Three Questions
What does a Toyota-trained sensei ask?
“A sensei trained in the Toyota approach to Lean production asks three questions about just about everything: 1. What is the process? 2. How can you tell if it is working? 3. What are you doing to improve it (if it is working)?” (David Mann Creating a Lean Culture (CRC Press, 3rd edition, 2015, p. 301).
In his 2015 book, Mann describes a management system to systematically ask and answer the sensei's questions in an organization. The questions apply to specific work operations buried inside a value stream as well as to organization strategy development and deployment.
What does a user of the Model for Improvement ask?
Someone trained to use the Model for Improvement asks these three question about almost everything: 1. What are we trying to accomplish? 2. How will we know that a change is an improvement? 3. What change can we make that will result in an improvement?

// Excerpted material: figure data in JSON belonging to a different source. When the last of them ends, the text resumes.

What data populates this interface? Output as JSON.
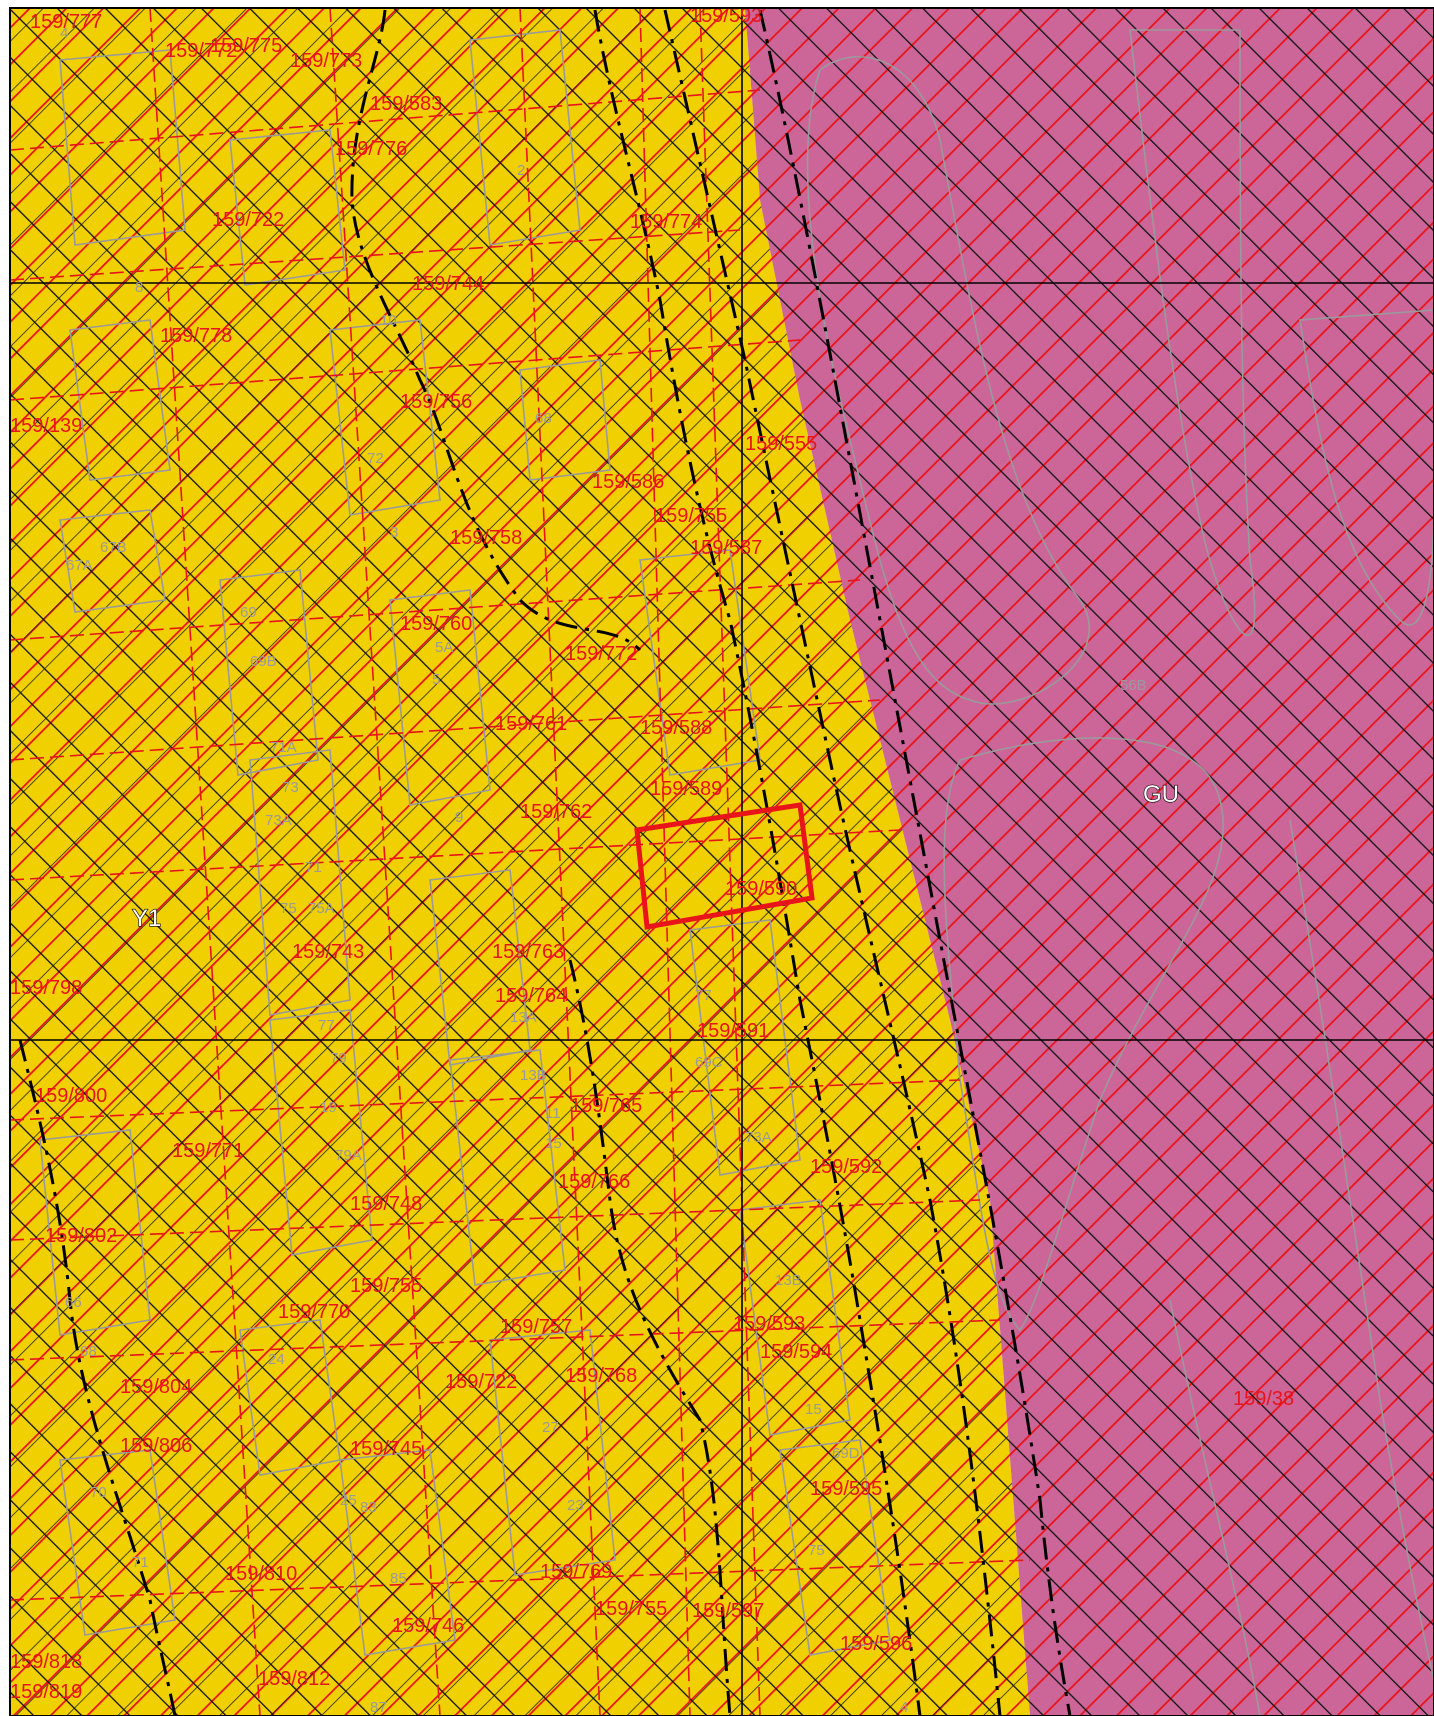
{
  "zones": [
    {
      "code": "Y1",
      "color": "#f0d000"
    },
    {
      "code": "GU",
      "color": "#cc6699"
    }
  ],
  "colors": {
    "hatch_red": "#e8141a",
    "hatch_black": "#111111",
    "parcel_lines": "#9a9a9a",
    "frame": "#000000",
    "selection_box": "#e8141a"
  },
  "parcel_labels": [
    "159/777",
    "159/772",
    "159/775",
    "159/773",
    "159/593",
    "159/583",
    "159/776",
    "159/722",
    "159/774",
    "159/744",
    "159/778",
    "159/139",
    "159/756",
    "159/555",
    "159/586",
    "159/758",
    "159/755",
    "159/587",
    "159/760",
    "159/772",
    "159/761",
    "159/588",
    "159/589",
    "159/762",
    "159/590",
    "159/743",
    "159/763",
    "159/764",
    "159/591",
    "159/798",
    "159/800",
    "159/765",
    "159/771",
    "159/592",
    "159/766",
    "159/748",
    "159/802",
    "159/755",
    "159/770",
    "159/757",
    "159/593",
    "159/594",
    "159/804",
    "159/722",
    "159/768",
    "159/38",
    "159/806",
    "159/745",
    "159/595",
    "159/810",
    "159/769",
    "159/755",
    "159/597",
    "159/746",
    "159/596",
    "159/818",
    "159/812",
    "159/819"
  ],
  "house_numbers": [
    "4",
    "8",
    "10",
    "2",
    "72",
    "68",
    "3",
    "67B",
    "67A",
    "69",
    "69B",
    "5A",
    "5",
    "71A",
    "73",
    "73A",
    "71",
    "9",
    "75",
    "75A",
    "13A",
    "13B",
    "15",
    "11",
    "77",
    "19",
    "79",
    "79A",
    "66",
    "68",
    "24",
    "27",
    "25",
    "23",
    "70",
    "83",
    "85",
    "71",
    "73A",
    "13B",
    "15",
    "75",
    "77",
    "69C",
    "69D",
    "56B",
    "87",
    "4"
  ]
}
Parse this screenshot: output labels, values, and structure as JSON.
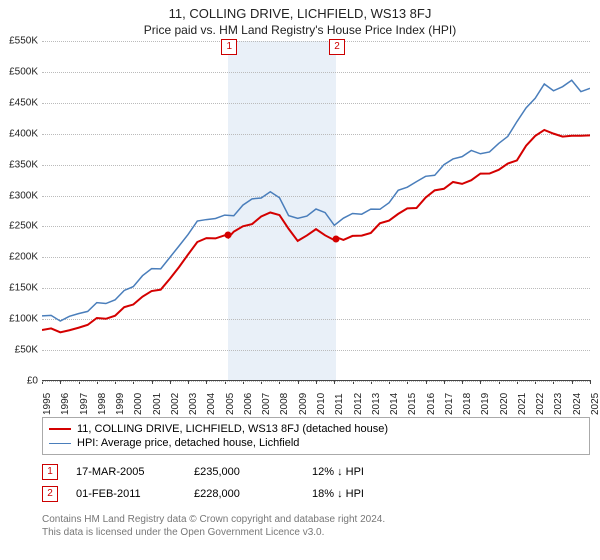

The Model for Improvement explicitly marries the three questions to the Plan-Do-Study-Act test cycle.
Similarities and Differences
The second and third questions in each set match.
Question 2 concerns measurement. Question 3 concerns changes to improve. Toyota question 3 does add an important twist: if the process is not working, then the immediate action is to make the process work. In other words, fix the process so it produces products or services according to the process intent or design. I know people argue whether this fixing work is “true” improvement; however, getting a process to reliably work as designed at minimum means better efficiency. I count that as improvement.
The first questions frame the inquiry probed by the subsequent questions. These questions differ.
The Model for Improvement question 1 applies to any situation. The question applies equally to a one-time event, a complex system or a specific production process that cycles regularly.
In IHI work that applies the Model for Improvement, we often target systems for improvement. One of my current IHI projects, Pursuing Equity, articulates and applies a theory of change to help health care organizations decrease health disparities and inequities. We are working with eight health care organizations; each contains a complex network of direct care and support processes. Part of the Pursuing Equity effort involves specific projects, like reducing disparities in cancer-screening between groups, stratified by race, ethnicity, language preference and insurance status. Each project itself encompasses a system of people, equipment, facilities, and processes.
The Toyota question shows the central importance of process to anyone who tries to improve production. Recurring steps—a production process--characterize production systems. The cover of Mann’s book makes the point graphically. He shows Lean management system’s three components—visual controls, standard accountability process and leader standard work—cycling around a circle labeled “Process Focus!” Go observe, make a diagram: the Toyota question drives you to understand the work at the heart of production.
Ultimately in IHI work, we need to ask Toyota question 1 as well as the Model for Improvement question 1. To reduce disparities in cancer screening for a population of patients, we must get to the level of specific work by clinicians and staff interacting with patients and families. We need to identify one or more processes to translate intention into action. Once we have described and understood the process or processes, we’re well-placed to ask questions 2 and 3 and apply test cycles (Plan-Do-Study-Act) to actually improve care.